Even as the two equal partners in biscuit maker Britannia, the Wadia family of Bombay Dyeing and French dairy foods company Groupe Danone, battle each other in a Singapore court, the company has decided to embark on an expansion to fortify its leadership in the domestic market.
Britannia, which lords over 38 per cent of the market in value terms, is investing Rs 130 crore to increase its capacity, 433,000 tonnes of biscuit last year, by 20,000 tonnes.
"We will be able to complete the investment programme in the next six months," said Durgesh Mehta, Britannia's chief financial officer.

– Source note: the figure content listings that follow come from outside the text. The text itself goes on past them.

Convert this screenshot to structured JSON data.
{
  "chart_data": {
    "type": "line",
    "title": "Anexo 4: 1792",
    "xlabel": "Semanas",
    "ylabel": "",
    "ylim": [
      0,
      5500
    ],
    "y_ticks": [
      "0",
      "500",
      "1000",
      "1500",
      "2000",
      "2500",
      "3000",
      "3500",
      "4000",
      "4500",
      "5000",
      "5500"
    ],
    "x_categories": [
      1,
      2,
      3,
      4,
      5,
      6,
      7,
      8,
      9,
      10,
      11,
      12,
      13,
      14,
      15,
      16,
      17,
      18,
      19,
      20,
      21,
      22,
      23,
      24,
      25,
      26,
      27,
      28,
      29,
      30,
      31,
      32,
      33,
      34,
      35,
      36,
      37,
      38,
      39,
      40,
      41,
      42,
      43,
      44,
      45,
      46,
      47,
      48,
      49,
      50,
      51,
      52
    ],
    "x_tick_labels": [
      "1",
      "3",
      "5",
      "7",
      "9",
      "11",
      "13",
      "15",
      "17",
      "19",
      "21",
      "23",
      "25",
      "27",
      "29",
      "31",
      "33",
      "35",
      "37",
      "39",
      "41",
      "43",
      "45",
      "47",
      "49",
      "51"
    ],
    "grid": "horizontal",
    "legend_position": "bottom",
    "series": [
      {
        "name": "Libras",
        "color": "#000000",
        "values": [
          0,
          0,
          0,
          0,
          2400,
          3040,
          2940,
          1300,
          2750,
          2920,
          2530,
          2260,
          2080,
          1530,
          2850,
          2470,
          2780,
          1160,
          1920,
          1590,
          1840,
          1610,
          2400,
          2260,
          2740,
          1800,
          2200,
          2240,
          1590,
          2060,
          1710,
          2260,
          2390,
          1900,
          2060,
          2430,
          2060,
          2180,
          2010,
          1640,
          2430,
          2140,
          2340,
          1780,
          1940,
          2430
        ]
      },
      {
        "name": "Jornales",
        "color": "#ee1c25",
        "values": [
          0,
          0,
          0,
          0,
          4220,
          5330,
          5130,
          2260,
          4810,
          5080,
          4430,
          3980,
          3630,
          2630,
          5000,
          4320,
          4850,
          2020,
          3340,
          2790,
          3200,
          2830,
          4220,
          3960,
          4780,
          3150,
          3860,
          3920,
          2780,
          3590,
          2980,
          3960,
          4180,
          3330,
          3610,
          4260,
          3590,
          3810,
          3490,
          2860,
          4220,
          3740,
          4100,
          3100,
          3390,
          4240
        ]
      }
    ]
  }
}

The move is designed to wrest market leadership in volume terms as well, a position now held by rival Parle. It gains significance also because of the recent inroads made by Kolkata-based ITC, which has been leveraging its retail muscle to push its Sunfeast brands of biscuits.
The Wadias and Danone hold 50 per cent equity each in Associated Biscuits International, which holds a controlling stake in Britannia. The partners have been bickering for about a year over the Tiger brand and other intellectual property.
The company has been growing at 27 per cent a year, compared to the industry growth rate of 20 per cent, according to a study by the research outfit AC Nielsen. The domestic biscuit market is estimated to be worth Rs 5,000 crore.
At present, 90 per cent of Britannia's annual revenue of Rs 2,200 crore comes from biscuits. It has earmarked Rs 4,000 crore for developing new products in the year to March 2008.
The investments will be funded through internal cash reserves of Rs 16,000 crore. With the current capacity expansion falling in place, the company expects to generate profit from the increase in production almost immediately.
Mehta said the new capacities would be added on the basis of a region's tax structure and the company's strength there. Britannia has factories in Uttaranchal, Kolkata and Chennai.
The factory in Uttaranchal enjoys tax exemptions that will end in 2010.
The capacities in each factory will be expanded keeping in view the long-term trends in input prices and the ultimate delivered cost. Over the last year, input prices have surged 15 to 20 per cent, say said industry experts.
The margins of the company have received a blow from the rising costs. Along with cutting costs by efficient use of commodities, the company is looking to introduce more value-added products.
Richa Arora, Britannia's general manager, marketing and innovation, said, "The company caters to a wide cross-section of consumers and has products that satisfy different needs of the consumers."
While we have Tiger catering to mass market we also have indulgent products like Treat that operates in the premium end of the market. With Pure Magic we have raised the bar significantly and positioned the product right at the top-end of the market."